There are a variety of methods that can be taken:


Method 1: Using the chain rule, knowing the arccosine derivative:

Know that the derivative of #arccos(x)# is #(-1)/sqrt(1-x^2)#, so the derivative of #arccos(f(x))# is #(-1)/sqrt(1-(f(x))^2)*f'(x)#.

Thus, we see that:

#dy/dx=(-1)/sqrt(1-(1/x)^2) * d/dx(1/x)=(-1)/sqrt(1-1/x^2) * (-1/x^2)#

Continuing simplification:

#dy/dx=1/sqrt((x^2-1)/x^2)*1/x^2=1/(1/absxsqrt(x^2-1))*1/x^2=1/sqrt(x^2-1)*absx/x^2#

Here, note that #absx/x^2=1/absx#:

#dy/dx=1/(absxsqrt(x^2-1))#

Method 2: Rewriting first:

#y=arccos(1/x)" "=>" "cos(y)=1/x#

Since cosine and secant are inverses:

#sec(y)=x" "=>" "y="arcsec"(x)#

You may already know the arcsecant derivative:

#dy/dx=1/(absxsqrt(x^2-1))#

Footnote to Method 2: Finding the Arcsecant Derivative

If #y="arcsec"(x)#, how can we differentiate this? Start by rewriting:

#sec(y)=x#

Now differentiate both sides. This is implicit differentiation and we'll need to use the chain rule on the left hand side. Remember that the derivative of #sec(x)# is #sec(x)tan(x)#.

#sec(y)tan(y)dy/dx=1#

Then the derivative is:

#dy/dx=1/(sec(y)tan(y))#

First, let's think about this. Remember the original function is #y="arcsec"(x)#, whose range is the same as the #arccos(x)# function: #y# ranges from #0# to #pi#, meaning it only yields angles in the first and second quadrants.

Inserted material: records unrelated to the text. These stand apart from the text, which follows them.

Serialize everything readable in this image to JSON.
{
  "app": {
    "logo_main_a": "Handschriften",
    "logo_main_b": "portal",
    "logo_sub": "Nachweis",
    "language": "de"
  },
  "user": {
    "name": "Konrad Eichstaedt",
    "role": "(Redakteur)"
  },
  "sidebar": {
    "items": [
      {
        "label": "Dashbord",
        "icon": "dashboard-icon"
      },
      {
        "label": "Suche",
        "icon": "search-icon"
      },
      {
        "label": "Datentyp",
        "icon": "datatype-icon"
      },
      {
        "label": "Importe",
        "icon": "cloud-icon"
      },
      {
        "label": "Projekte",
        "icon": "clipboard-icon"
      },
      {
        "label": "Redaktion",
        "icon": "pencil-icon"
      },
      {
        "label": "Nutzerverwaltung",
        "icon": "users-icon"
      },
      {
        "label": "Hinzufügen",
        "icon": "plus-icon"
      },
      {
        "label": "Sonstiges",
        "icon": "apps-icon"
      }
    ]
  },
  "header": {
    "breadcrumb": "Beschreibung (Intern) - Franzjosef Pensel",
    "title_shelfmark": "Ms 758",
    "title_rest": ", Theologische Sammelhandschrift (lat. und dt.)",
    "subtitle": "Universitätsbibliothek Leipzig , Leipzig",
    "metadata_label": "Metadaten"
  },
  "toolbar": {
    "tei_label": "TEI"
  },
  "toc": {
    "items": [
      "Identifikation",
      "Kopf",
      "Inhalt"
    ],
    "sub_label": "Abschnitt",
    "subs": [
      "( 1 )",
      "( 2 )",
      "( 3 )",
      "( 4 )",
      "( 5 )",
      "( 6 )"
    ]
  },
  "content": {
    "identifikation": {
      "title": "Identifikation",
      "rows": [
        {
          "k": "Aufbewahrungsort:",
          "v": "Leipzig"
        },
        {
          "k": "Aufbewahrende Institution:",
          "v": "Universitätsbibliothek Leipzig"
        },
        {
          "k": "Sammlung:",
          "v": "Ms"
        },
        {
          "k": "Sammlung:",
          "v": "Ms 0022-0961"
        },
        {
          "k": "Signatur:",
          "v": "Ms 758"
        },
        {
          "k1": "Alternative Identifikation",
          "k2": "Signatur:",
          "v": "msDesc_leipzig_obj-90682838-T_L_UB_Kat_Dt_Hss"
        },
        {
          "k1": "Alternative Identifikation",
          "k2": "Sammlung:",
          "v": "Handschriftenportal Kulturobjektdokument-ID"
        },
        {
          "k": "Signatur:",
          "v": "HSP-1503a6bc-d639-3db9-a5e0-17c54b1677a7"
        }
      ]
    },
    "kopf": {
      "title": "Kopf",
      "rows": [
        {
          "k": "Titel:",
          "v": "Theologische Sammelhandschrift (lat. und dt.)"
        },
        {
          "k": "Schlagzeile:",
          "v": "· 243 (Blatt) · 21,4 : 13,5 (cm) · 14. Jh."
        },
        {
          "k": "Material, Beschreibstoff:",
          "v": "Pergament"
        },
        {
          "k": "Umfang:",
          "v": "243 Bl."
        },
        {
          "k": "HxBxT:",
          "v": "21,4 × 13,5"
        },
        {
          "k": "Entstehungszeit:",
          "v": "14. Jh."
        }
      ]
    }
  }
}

Note that in the first quadrant, #sec(y)tan(y)# is positive because both #sec(y)# and #tan(y)# are positive.

In the second quadrant, the product #sec(y)tan(y)# is still positive because both #sec(y)# and #tan(y)# are negative.

Thus, considering the range of the original function, we see that #sec(y)tan(y)# must be positive. This will be important in a moment.

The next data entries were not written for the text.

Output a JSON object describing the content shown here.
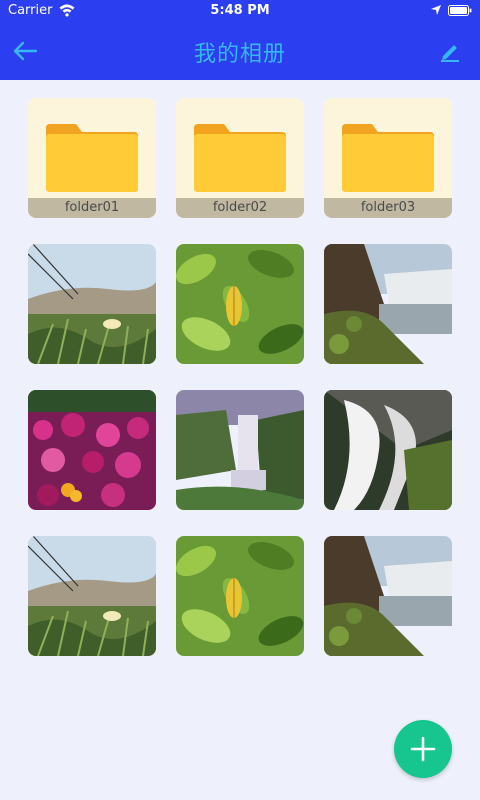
{
  "status_bar": {
    "carrier": "Carrier",
    "time": "5:48 PM"
  },
  "nav": {
    "title": "我的相册",
    "back_icon": "arrow-left-icon",
    "edit_icon": "pencil-icon",
    "background": "#2c3ff0",
    "title_color": "#36b6f5"
  },
  "folders": [
    {
      "name": "folder01"
    },
    {
      "name": "folder02"
    },
    {
      "name": "folder03"
    }
  ],
  "photos": [
    {
      "scene": "beach-flowers"
    },
    {
      "scene": "green-leaves"
    },
    {
      "scene": "waterfall-lake"
    },
    {
      "scene": "pink-flowers"
    },
    {
      "scene": "waterfall-valley"
    },
    {
      "scene": "white-waterfall"
    },
    {
      "scene": "beach-flowers"
    },
    {
      "scene": "green-leaves"
    },
    {
      "scene": "waterfall-lake"
    }
  ],
  "fab": {
    "icon": "plus-icon",
    "color": "#17c58e"
  }
}
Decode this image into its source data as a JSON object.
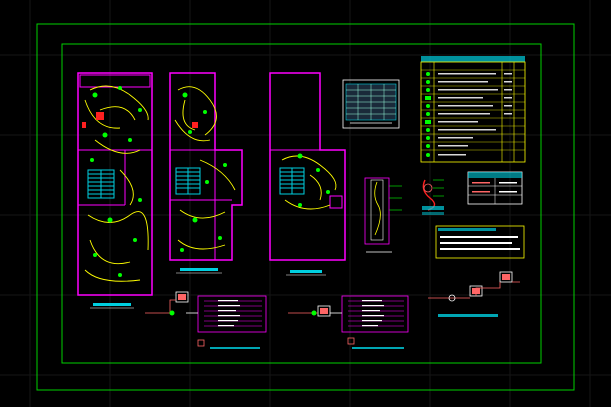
{
  "drawing": {
    "layers": {
      "frame": "#00d000",
      "walls": "#ff00ff",
      "wiring": "#ffff00",
      "fixtures": "#00ff00",
      "stairs": "#00cfe0",
      "panel": "#ff6666",
      "text": "#ffffff",
      "caption": "#00cfe0",
      "accent": "#ff2020"
    },
    "grid_visible": true
  }
}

Note that in the expression we found for #dy/dx#, we can rewrite #tan(y)# in terms of #sec(y)# via the Pythagorean identity:

#dy/dx=1/(sec(y)sqrt(sec^2(y)-1))#

Remember that #sec(y)=x#:

#dy/dx=1/(xsqrt(x^2-1))#

But then, remember: #sec(y)tan(y)=xsqrt(x^2-1)# must be positive. Note that #sqrt(x^2-1)# always yields a positive result, so we add absolute value bars around #x#:

#dy/dx=1/(absxsqrt(x^2-1))#